Transformar el mundo en dos o tres siglos puede parecer una eternidad a ojos de cualquier hombre, pero es un período ínfimo en la historia de la vida
La interacción cerebro-máquina es posible. Modificar nuestro genoma y epigenoma es posible. Lo es también dirigir el desarrollo de las células, diseñar fármacos específicos para cada persona, alcanzar una capacidad casi ilimitada de computación y simular el mundo real. Sólo falta ahora afinar los métodos, integrar conceptos y ampliar el conocimiento para que nada se nos escape, tarea complicada dado que cada pregunta que respondemos plantea una decena de nuevos enigmas.
Pero lo importante es que todo progresa. A diferencia de la Calle que No Pasa, el avance del conocimiento es imparable, y, según Gregory Stock, la evolución no sólo afecta a las especies sino al propio concepto evolutivo. La evolución evoluciona y, para él, nos encontramos en un momento de transición cuya importancia se equipara a la del salto hacia la multicelularidad, hace seiscientos millones de años. Nos estamos uniendo como organismos, como entidades, impulsados por la tecnología y por nuestras mentes, para formar una estructura mayor, de escala planetaria, con un enorme potencial. Pese a los dilemas éticos y demás controversias que suscitan todos estos avances, Stock cree que en absoluto nos precipitamos hacia un abismo, sino que nos adentramos en una transición llena de retos y dificultades como nunca la ha habido. Juan Enríquez coincide plenamente con Stock. Cuando me lo encontré en Puebla, México, me reveló lo siguiente: «Pienso, Eduardo, que estamos pasando de ser un 'Homo sapiens', una especie humana consciente de su entorno, a un 'Homo evolutis', un humano que empieza, directa y deliberadamente, a hacer ingeniería y a cambiar la evolución de virus, de bacterias, de vegetales, de plantas, de animales y de nosotros mismos. Y eso es un cambio cualitativo. El Horno evolutis es un animal que modifica de manera fundamental el mundo de Darwin».
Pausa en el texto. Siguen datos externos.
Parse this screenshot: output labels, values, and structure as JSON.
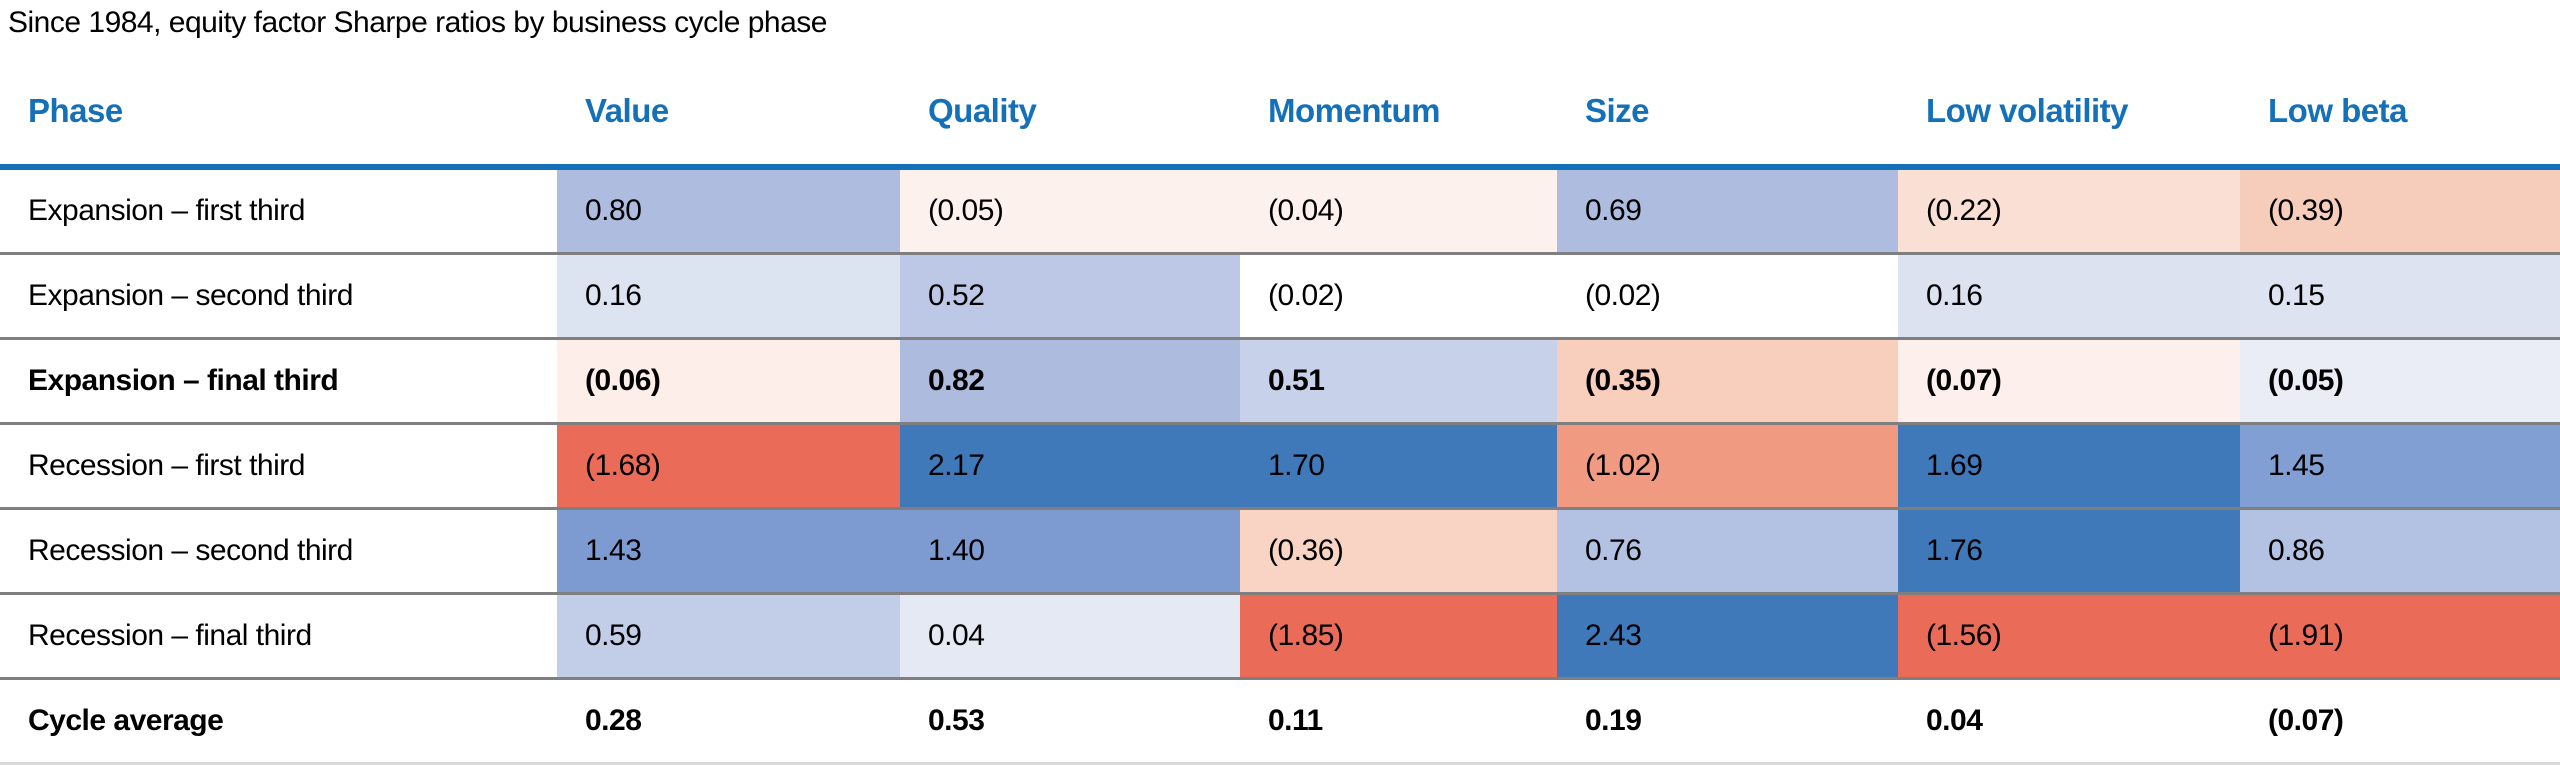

Lejos de estancarla, la ciencia y la tecnología están acelerando la evolución, según lo que cuentan observadores como Stock y Enríquez. Estamos todavía en la cuna de este progreso, pero reflexionad lo siguiente: hemos cambiado sustancialmente el entorno. Hemos transformado de arriba abajo la faz de la Tierra, para bien y para mal, y a eso deben adaptarse las especies que en ella habitan. No tienen más opción. Muchas han fracasado en su intento y lamentablemente se han extinguido. Los motivos son varios, pero permitidme destacar el factor temporal como factor limitante. Les ha faltado tiempo para amoldarse al nuevo entorno. Transformar el mundo en dos o tres siglos puede parecer una eternidad a ojos de cualquier hombre o mujer, pero es un período ínfimo en la historia de la vida, de 3.500 millones de años. La maratón de cambios en la que estamos embarcando a la Tierra es veloz y súbita, y eso tiene sus impactos.